Roll dough to about 1/4" thick and cut into small squares or rounds. Put a dab of filling in each and seal well. I usually brush a little water on edge and press to seal them. (I just fold them in half, whether using round or square shape) Drop into boiling water and they are done when they float to the top and are cooked 5 minutes.. I also stir them after dropping them into the water. Remove from water with slotted spoon and fry in onions and butter to brown just a bit. I then transfer into a roaster or large casserole and layer them with kielbasa and heat and serve. They are work, but so worth the effort. They can be made the day before and reheated in the oven.
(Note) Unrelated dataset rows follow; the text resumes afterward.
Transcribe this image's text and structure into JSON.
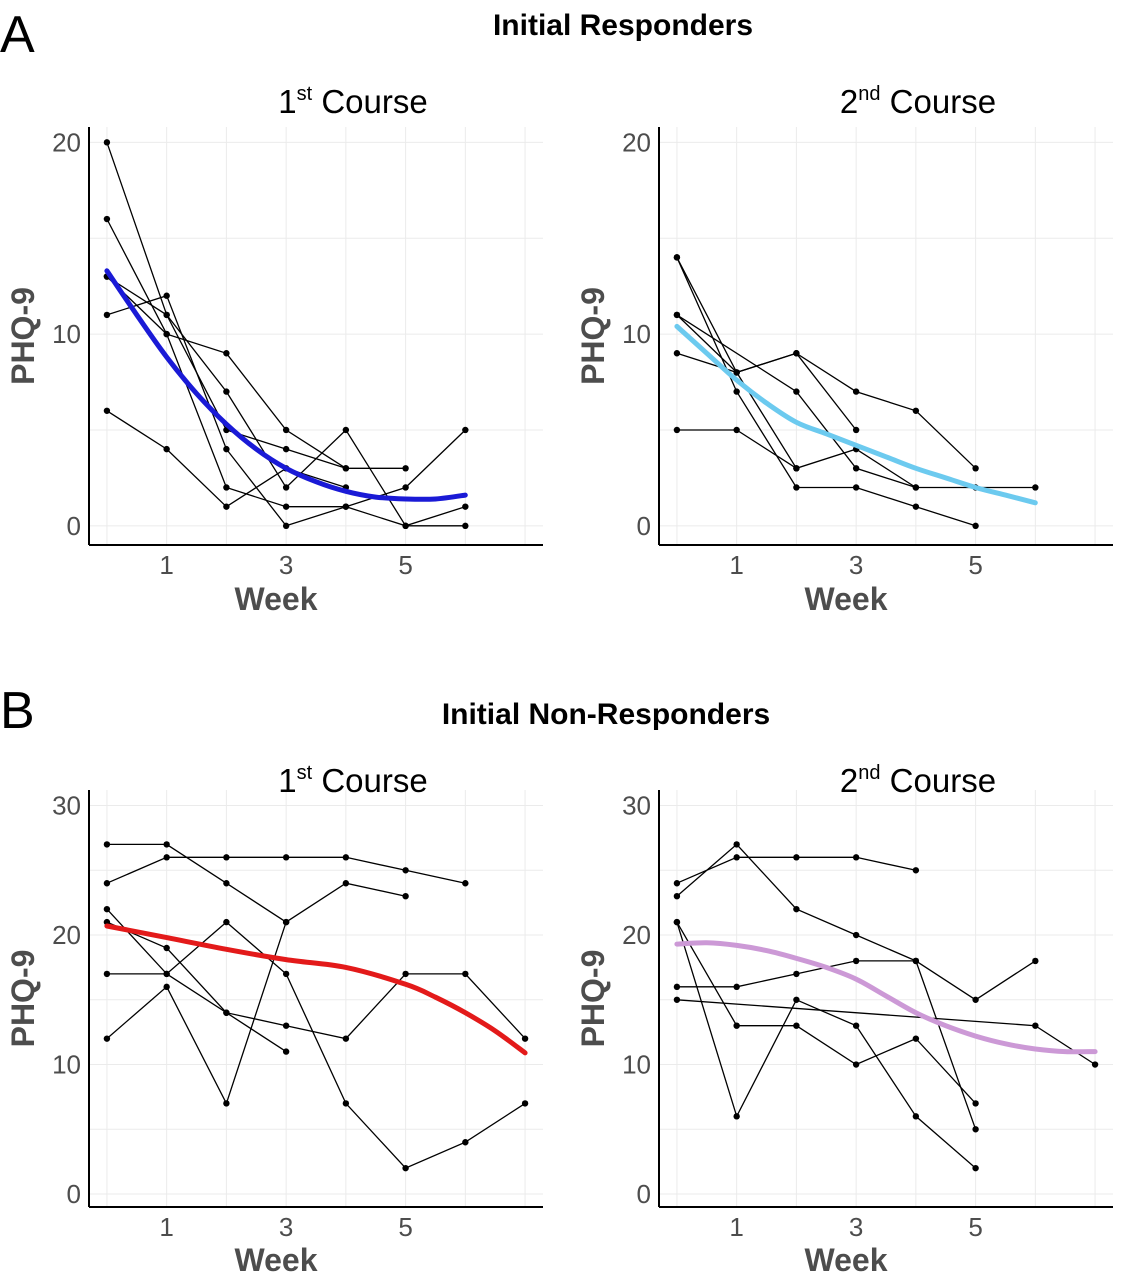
{
  "figure": {
    "panels": [
      {
        "letter": "A",
        "title": "Initial Responders"
      },
      {
        "letter": "B",
        "title": "Initial Non-Responders"
      }
    ]
  },
  "chart_data": [
    {
      "type": "line",
      "panel": "A",
      "title": {
        "main": "1",
        "sup": "st",
        "rest": " Course"
      },
      "xlabel": "Week",
      "ylabel": "PHQ-9",
      "xlim": [
        -0.3,
        7.3
      ],
      "ylim": [
        -1,
        20.8
      ],
      "x_ticks": [
        1,
        3,
        5
      ],
      "y_ticks": [
        0,
        10,
        20
      ],
      "series": [
        {
          "x": [
            0,
            1,
            2,
            3,
            4
          ],
          "y": [
            20,
            11,
            5,
            4,
            3
          ]
        },
        {
          "x": [
            0,
            1,
            2,
            3,
            4,
            5
          ],
          "y": [
            16,
            10,
            9,
            5,
            3,
            3
          ]
        },
        {
          "x": [
            0,
            1,
            2,
            3,
            4,
            5,
            6
          ],
          "y": [
            13,
            11,
            7,
            2,
            5,
            0,
            0
          ]
        },
        {
          "x": [
            0,
            1,
            2,
            3,
            4,
            5,
            6
          ],
          "y": [
            11,
            12,
            4,
            0,
            1,
            2,
            5
          ]
        },
        {
          "x": [
            0,
            1,
            2,
            3,
            4
          ],
          "y": [
            6,
            4,
            1,
            3,
            2
          ]
        },
        {
          "x": [
            0,
            1,
            2,
            3,
            4,
            5,
            6
          ],
          "y": [
            13,
            10,
            2,
            1,
            1,
            0,
            1
          ]
        }
      ],
      "trend": {
        "color": "#1a1ad6",
        "x": [
          0,
          0.5,
          1,
          1.5,
          2,
          2.5,
          3,
          3.5,
          4,
          4.5,
          5,
          5.5,
          6
        ],
        "y": [
          13.3,
          11.0,
          8.8,
          6.9,
          5.3,
          4.0,
          3.0,
          2.3,
          1.8,
          1.5,
          1.4,
          1.4,
          1.6
        ]
      }
    },
    {
      "type": "line",
      "panel": "A",
      "title": {
        "main": "2",
        "sup": "nd",
        "rest": " Course"
      },
      "xlabel": "Week",
      "ylabel": "PHQ-9",
      "xlim": [
        -0.3,
        7.3
      ],
      "ylim": [
        -1,
        20.8
      ],
      "x_ticks": [
        1,
        3,
        5
      ],
      "y_ticks": [
        0,
        10,
        20
      ],
      "series": [
        {
          "x": [
            0,
            1,
            2,
            3,
            4,
            5,
            6
          ],
          "y": [
            14,
            8,
            3,
            4,
            2,
            2,
            2
          ]
        },
        {
          "x": [
            0,
            1,
            2,
            3,
            4,
            5
          ],
          "y": [
            14,
            7,
            2,
            2,
            1,
            0
          ]
        },
        {
          "x": [
            0,
            1,
            2,
            3,
            4,
            5
          ],
          "y": [
            11,
            8,
            9,
            7,
            6,
            3
          ]
        },
        {
          "x": [
            0,
            2,
            3,
            4
          ],
          "y": [
            11,
            7,
            3,
            2
          ]
        },
        {
          "x": [
            0,
            1,
            2,
            3
          ],
          "y": [
            9,
            8,
            9,
            5
          ]
        },
        {
          "x": [
            0,
            1,
            2
          ],
          "y": [
            5,
            5,
            3
          ]
        }
      ],
      "trend": {
        "color": "#6ccaef",
        "x": [
          0,
          0.5,
          1,
          1.5,
          2,
          2.5,
          3,
          3.5,
          4,
          4.5,
          5,
          5.5,
          6
        ],
        "y": [
          10.4,
          9.0,
          7.6,
          6.4,
          5.4,
          4.8,
          4.2,
          3.6,
          3.0,
          2.5,
          2.0,
          1.6,
          1.2
        ]
      }
    },
    {
      "type": "line",
      "panel": "B",
      "title": {
        "main": "1",
        "sup": "st",
        "rest": " Course"
      },
      "xlabel": "Week",
      "ylabel": "PHQ-9",
      "xlim": [
        -0.3,
        7.3
      ],
      "ylim": [
        -1,
        31.2
      ],
      "x_ticks": [
        1,
        3,
        5
      ],
      "y_ticks": [
        0,
        10,
        20,
        30
      ],
      "series": [
        {
          "x": [
            0,
            1,
            2,
            3,
            4,
            5
          ],
          "y": [
            27,
            27,
            24,
            21,
            24,
            23
          ]
        },
        {
          "x": [
            0,
            1,
            2,
            3,
            4,
            5,
            6
          ],
          "y": [
            24,
            26,
            26,
            26,
            26,
            25,
            24
          ]
        },
        {
          "x": [
            0,
            1,
            2,
            3,
            4,
            5,
            6,
            7
          ],
          "y": [
            22,
            17,
            21,
            17,
            7,
            2,
            4,
            7
          ]
        },
        {
          "x": [
            0,
            1,
            2,
            3
          ],
          "y": [
            21,
            19,
            14,
            11
          ]
        },
        {
          "x": [
            0,
            1,
            2,
            3,
            4,
            5,
            6,
            7
          ],
          "y": [
            17,
            17,
            14,
            13,
            12,
            17,
            17,
            12
          ]
        },
        {
          "x": [
            0,
            1,
            2,
            3
          ],
          "y": [
            12,
            16,
            7,
            21
          ]
        }
      ],
      "trend": {
        "color": "#e31a1a",
        "x": [
          0,
          1,
          2,
          3,
          4,
          5,
          5.5,
          6,
          6.5,
          7
        ],
        "y": [
          20.7,
          19.8,
          18.9,
          18.1,
          17.5,
          16.2,
          15.2,
          14.0,
          12.6,
          10.9
        ]
      }
    },
    {
      "type": "line",
      "panel": "B",
      "title": {
        "main": "2",
        "sup": "nd",
        "rest": " Course"
      },
      "xlabel": "Week",
      "ylabel": "PHQ-9",
      "xlim": [
        -0.3,
        7.3
      ],
      "ylim": [
        -1,
        31.2
      ],
      "x_ticks": [
        1,
        3,
        5
      ],
      "y_ticks": [
        0,
        10,
        20,
        30
      ],
      "series": [
        {
          "x": [
            0,
            1,
            2,
            3,
            4
          ],
          "y": [
            24,
            26,
            26,
            26,
            25
          ]
        },
        {
          "x": [
            0,
            1,
            2,
            3,
            4,
            5
          ],
          "y": [
            23,
            27,
            22,
            20,
            18,
            5
          ]
        },
        {
          "x": [
            0,
            1,
            2,
            3,
            4,
            5
          ],
          "y": [
            21,
            13,
            13,
            10,
            12,
            7
          ]
        },
        {
          "x": [
            0,
            1,
            2,
            3,
            4,
            5
          ],
          "y": [
            21,
            6,
            15,
            13,
            6,
            2
          ]
        },
        {
          "x": [
            0,
            1,
            2,
            3,
            4,
            5,
            6
          ],
          "y": [
            16,
            16,
            17,
            18,
            18,
            15,
            18
          ]
        },
        {
          "x": [
            0,
            6,
            7
          ],
          "y": [
            15,
            13,
            10
          ]
        }
      ],
      "trend": {
        "color": "#cc99d6",
        "x": [
          0,
          0.5,
          1,
          1.5,
          2,
          2.5,
          3,
          3.5,
          4,
          4.5,
          5,
          5.5,
          6,
          6.5,
          7
        ],
        "y": [
          19.3,
          19.4,
          19.2,
          18.8,
          18.2,
          17.5,
          16.6,
          15.3,
          14.0,
          13.0,
          12.2,
          11.6,
          11.2,
          11.0,
          11.0
        ]
      }
    }
  ]
}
The hot water makes this dough come together pretty easily. And make sure they are sealed well. If not, they will pop open and you lose the filling.

Apricot Jello Salad
1 large or 2 small apricot jello
2/3 Cups water
2/3 Cups sugar
1 can crushed pineapple (14oz size)
2 jars apricot strained baby food, small jars
8 oz cream cheese
1 can evaporated milk (chilled)

Add all ingredients except milk to a heavy saucepan. Bring to a boil, cool. Whip the evaporated milk and fold together with the apricot mixture. Put in serving bowl and top with chopped nuts. This makes a lot of salad, but is good and keeps a few days.

I hope all enjoy the recipes if they try them and maybe Easter is not the day to try the Periogi, but they are good and we enjoy them. Hope everyone out there in Nancyland has a very Happy Easter.